André Mendonça autoriza inquérito da PF para apurar se dinheiro destinado ao filme sobre Bolsonaro foi desviado para bancar Eduardo nos EUA.

O ministro André Mendonça, do Supremo Tribunal Federal, autorizou a Polícia Federal a abrir inquérito para investigar o destino dos repasses feitos pelo ex-banqueiro Daniel Vorcaro ao filme "Dark Horse", sobre a vida do ex-presidente Jair Bolsonaro.

A decisão veio após parecer favorável do procurador-geral da República, Paulo Gonet, que apontou "elementos suficientes" para apurar possíveis irregularidades, segundo a Folha de S.Paulo.

Foi o senador Flávio Bolsonaro (PL-RJ) quem solicitou os recursos a Vorcaro, sob a justificativa de financiar a produção cinematográfica.

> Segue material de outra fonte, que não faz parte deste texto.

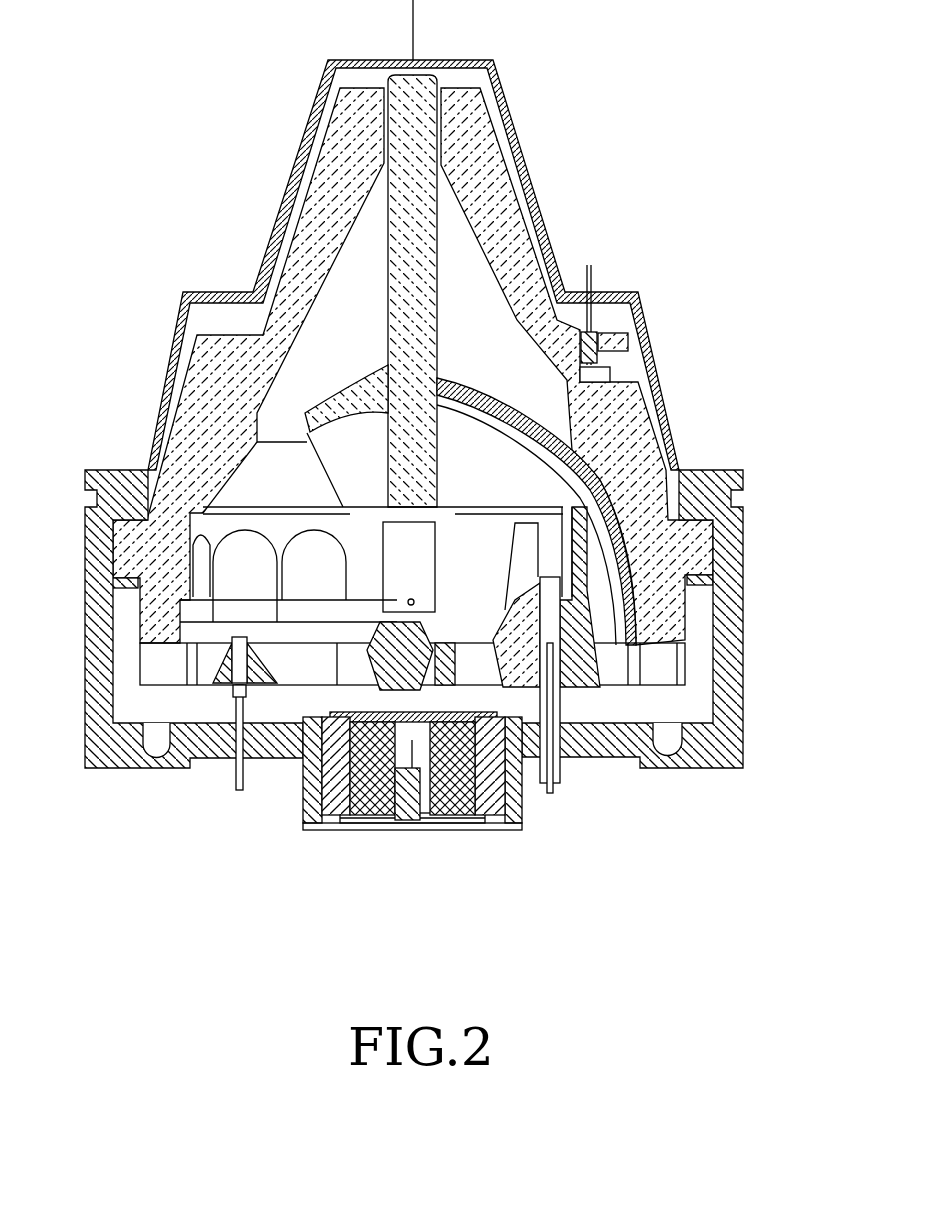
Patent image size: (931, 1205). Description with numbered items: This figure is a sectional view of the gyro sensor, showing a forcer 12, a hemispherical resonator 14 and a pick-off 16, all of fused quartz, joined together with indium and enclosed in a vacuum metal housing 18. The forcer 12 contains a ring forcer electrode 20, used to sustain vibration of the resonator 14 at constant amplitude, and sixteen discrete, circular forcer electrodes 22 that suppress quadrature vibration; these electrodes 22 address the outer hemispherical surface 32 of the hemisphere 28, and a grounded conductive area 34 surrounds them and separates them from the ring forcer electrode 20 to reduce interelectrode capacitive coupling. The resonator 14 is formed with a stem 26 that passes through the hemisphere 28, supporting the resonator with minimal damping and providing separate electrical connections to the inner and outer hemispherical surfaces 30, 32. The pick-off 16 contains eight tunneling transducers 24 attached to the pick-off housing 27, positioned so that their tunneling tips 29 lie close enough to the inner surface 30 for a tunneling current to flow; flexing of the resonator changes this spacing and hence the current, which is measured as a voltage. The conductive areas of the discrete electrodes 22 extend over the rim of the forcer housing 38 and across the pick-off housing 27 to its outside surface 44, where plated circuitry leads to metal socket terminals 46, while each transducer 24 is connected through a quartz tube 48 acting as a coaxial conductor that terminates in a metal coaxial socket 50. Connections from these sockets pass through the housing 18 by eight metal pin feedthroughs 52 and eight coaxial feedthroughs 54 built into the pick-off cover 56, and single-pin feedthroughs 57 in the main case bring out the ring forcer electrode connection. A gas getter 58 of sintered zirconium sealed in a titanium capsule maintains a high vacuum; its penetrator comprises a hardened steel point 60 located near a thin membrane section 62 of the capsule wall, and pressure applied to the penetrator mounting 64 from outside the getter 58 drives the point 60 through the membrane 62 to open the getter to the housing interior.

The forcer 12 is at (255, 322).
The hemispherical resonator 14 is at (415, 78).
The pick-off 16 is at (690, 680).
The vacuum metal housing 18 is at (272, 225).
The ring forcer electrode 20 is at (270, 460).
The discrete forcer electrodes 22 is at (260, 553).
The tunneling transducers 24 is at (423, 540).
The resonator stem 26 is at (417, 208).
The pick-off housing 27 is at (582, 562).
The hemisphere 28 is at (517, 423).
The tunneling tips 29 is at (388, 567).
The inner hemispherical surface 30 is at (540, 440).
The outer hemispherical surface 32 is at (490, 398).
The conductive area 34 is at (227, 533).
The forcer housing 38 is at (478, 122).
The outside surface of the pick-off housing 44 is at (687, 658).
The metal socket terminals 46 is at (237, 687).
The quartz tube 48 is at (563, 657).
The metal coaxial socket 50 is at (510, 690).
The metal pin feedthroughs 52 is at (237, 790).
The coaxial feedthroughs 54 is at (557, 780).
The pick-off cover 56 is at (723, 747).
The single-pin feedthroughs 57 is at (588, 268).
The gas getter 58 is at (477, 803).
The hardened steel point 60 is at (363, 803).
The thin membrane section 62 is at (430, 715).
The penetrator mounting 64 is at (405, 805).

A PF suspeita que parte do dinheiro tenha sido desviada para custear as despesas do ex-deputado Eduardo Bolsonaro nos Estados Unidos, onde ele vive desde fevereiro de 2025. Os valores teriam sido transferidos pela Entre Investimentos e Participações, ligada a Vorcaro, para um fundo controlado por aliados de Eduardo, sediado no Texas.

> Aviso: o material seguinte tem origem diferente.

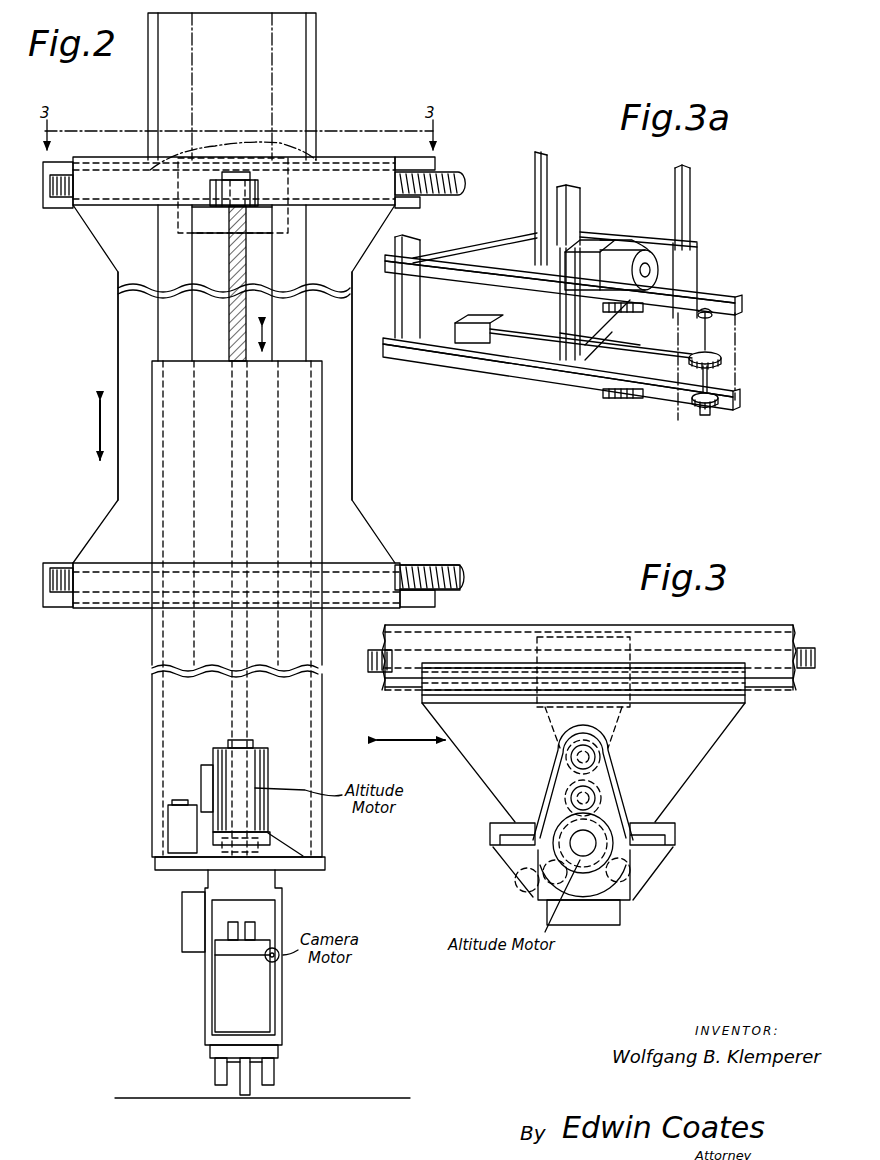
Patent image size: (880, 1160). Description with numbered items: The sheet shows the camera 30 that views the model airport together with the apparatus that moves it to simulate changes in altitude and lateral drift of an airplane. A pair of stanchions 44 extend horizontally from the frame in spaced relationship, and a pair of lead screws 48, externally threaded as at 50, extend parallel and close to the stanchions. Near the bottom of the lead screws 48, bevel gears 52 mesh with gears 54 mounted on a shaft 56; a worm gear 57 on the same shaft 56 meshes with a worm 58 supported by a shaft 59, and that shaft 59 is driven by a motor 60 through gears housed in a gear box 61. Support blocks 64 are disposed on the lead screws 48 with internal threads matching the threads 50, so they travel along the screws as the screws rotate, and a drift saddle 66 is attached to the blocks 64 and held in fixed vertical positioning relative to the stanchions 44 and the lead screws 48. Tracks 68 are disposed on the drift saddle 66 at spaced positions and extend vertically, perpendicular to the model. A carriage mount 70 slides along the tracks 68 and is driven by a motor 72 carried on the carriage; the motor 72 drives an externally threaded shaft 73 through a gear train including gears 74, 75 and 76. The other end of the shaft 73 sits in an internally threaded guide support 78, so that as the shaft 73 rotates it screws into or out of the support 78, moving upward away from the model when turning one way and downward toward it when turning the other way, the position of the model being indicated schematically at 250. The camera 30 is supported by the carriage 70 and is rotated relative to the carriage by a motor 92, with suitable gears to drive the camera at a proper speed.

In FIG. 2, the camera 30 is at (226, 990).
In FIG. 3A, the stanchions 44 is at (690, 297).
In FIG. 3, the stanchions 44 is at (637, 625).
In FIG. 2, the lead screws 48 is at (467, 184).
In FIG. 3A, the lead screws 48 is at (543, 297).
In FIG. 2, the threads 50 is at (447, 196).
In FIG. 3A, the threads 50 is at (623, 313).
In FIG. 3, the threads 50 is at (385, 676).
In FIG. 3A, the bevel gears 52 is at (704, 414).
In FIG. 3A, the gears 54 is at (720, 401).
In FIG. 3A, the shaft 56 is at (710, 380).
In FIG. 3A, the worm gear 57 is at (715, 345).
In FIG. 3A, the worm 58 is at (721, 362).
In FIG. 3A, the shaft 59 is at (636, 349).
In FIG. 3A, the motor 60 is at (665, 243).
In FIG. 3A, the gear box 61 is at (462, 334).
In FIG. 3, the support blocks 64 is at (540, 650).
In FIG. 2, the drift saddle 66 is at (100, 252).
In FIG. 3, the drift saddle 66 is at (718, 750).
In FIG. 2, the tracks 68 is at (166, 336).
In FIG. 3, the tracks 68 is at (500, 826).
In FIG. 2, the carriage mount 70 is at (160, 449).
In FIG. 3, the carriage mount 70 is at (505, 850).
In FIG. 2, the motor 72 is at (218, 748).
In FIG. 3, the motor 72 is at (600, 893).
In FIG. 2, the externally threaded shaft 73 is at (233, 336).
In FIG. 3, the externally threaded shaft 73 is at (618, 745).
In FIG. 3, the gear 74 is at (610, 820).
In FIG. 3, the gear 75 is at (560, 802).
In FIG. 3, the gear 76 is at (565, 757).
In FIG. 2, the guide support 78 is at (205, 210).
In FIG. 2, the motor 92 is at (280, 962).
In FIG. 2, the model position 250 is at (342, 1098).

A investigação também quer esclarecer se os recursos financiaram ações de aliados do ex-presidente junto ao governo de Donald Trump. O diretor-geral da PF, Andrei Rodrigues, afirmou à GloboNews que há "necessidade de instaurar um inquérito para apurar todas as circunstâncias que permeiam esses episódios".

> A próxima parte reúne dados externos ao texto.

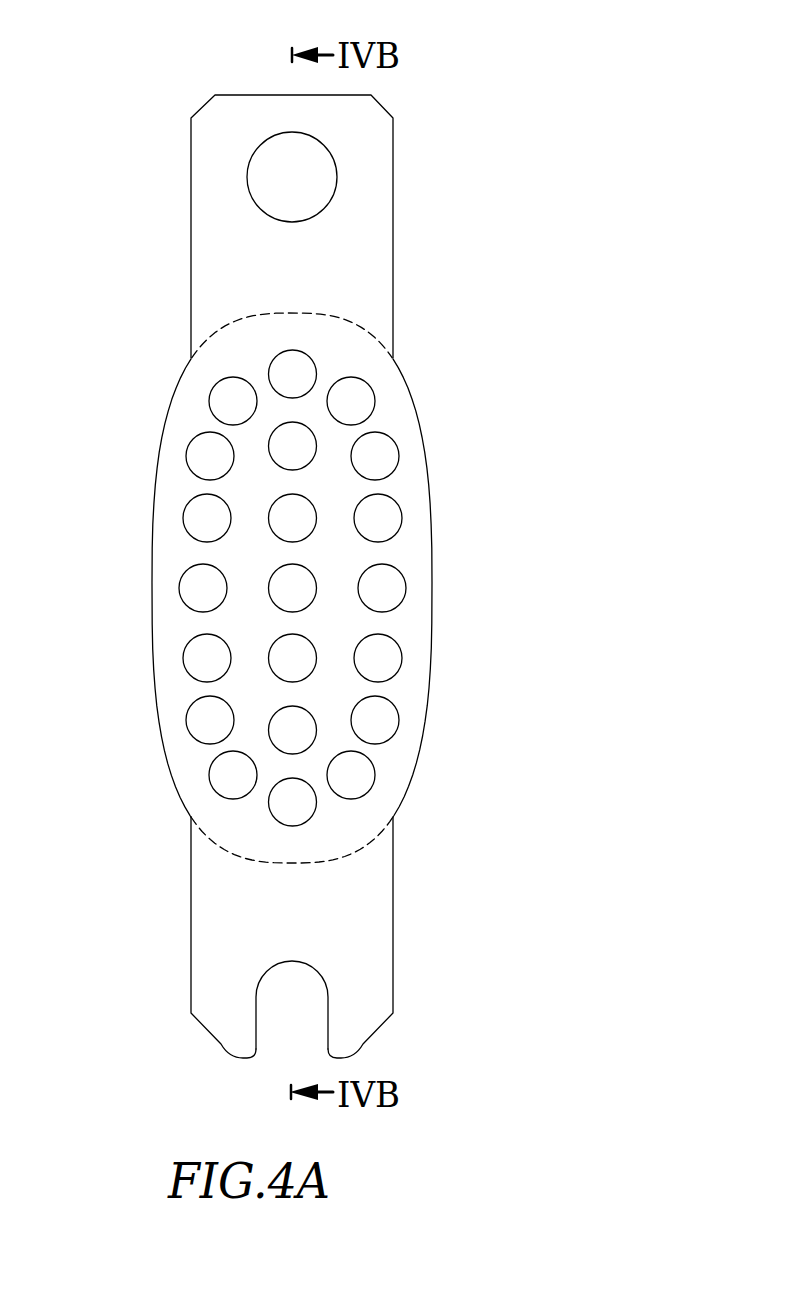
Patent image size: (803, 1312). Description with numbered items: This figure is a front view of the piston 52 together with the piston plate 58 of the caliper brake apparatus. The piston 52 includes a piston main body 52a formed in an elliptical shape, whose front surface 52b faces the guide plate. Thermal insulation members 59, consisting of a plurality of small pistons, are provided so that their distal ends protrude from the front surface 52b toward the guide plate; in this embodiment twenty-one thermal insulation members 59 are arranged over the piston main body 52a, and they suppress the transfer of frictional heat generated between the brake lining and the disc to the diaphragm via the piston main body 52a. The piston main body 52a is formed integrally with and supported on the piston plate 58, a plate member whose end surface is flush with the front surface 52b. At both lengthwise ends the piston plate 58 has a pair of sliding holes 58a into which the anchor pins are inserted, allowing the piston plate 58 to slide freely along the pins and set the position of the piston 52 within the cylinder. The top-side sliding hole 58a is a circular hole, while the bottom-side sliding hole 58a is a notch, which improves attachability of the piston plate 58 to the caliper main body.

The piston 52 is at (408, 92).
The piston main body 52a is at (153, 527).
The front surface 52b is at (178, 620).
The piston plate 58 is at (225, 250).
The sliding holes 58a is at (253, 167).
The thermal insulation members 59 is at (225, 782).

Flávio Bolsonaro nega qualquer irregularidade e afirma que o dinheiro foi destinado exclusivamente ao filme, em um fundo com estrutura jurídica própria e fiscalização nos Estados Unidos. Eduardo Bolsonaro classificou como "tosca" a suspeita da PF, alegando que seu status migratório à época vedaria o recebimento de valores.

A Go Up Entertainment, produtora do filme, disse que recebeu a decisão "com serenidade" e que não há conclusões sobre irregularidades na produção. A empresa afirma que já apresentou prestações de contas às autoridades e continuará colaborando com a investigação.

Eduardo Bolsonaro foi condenado pelo STF pelo crime de coação, em ação relatada pelo ministro Alexandre de Moraes. A investigação corre em sigilo.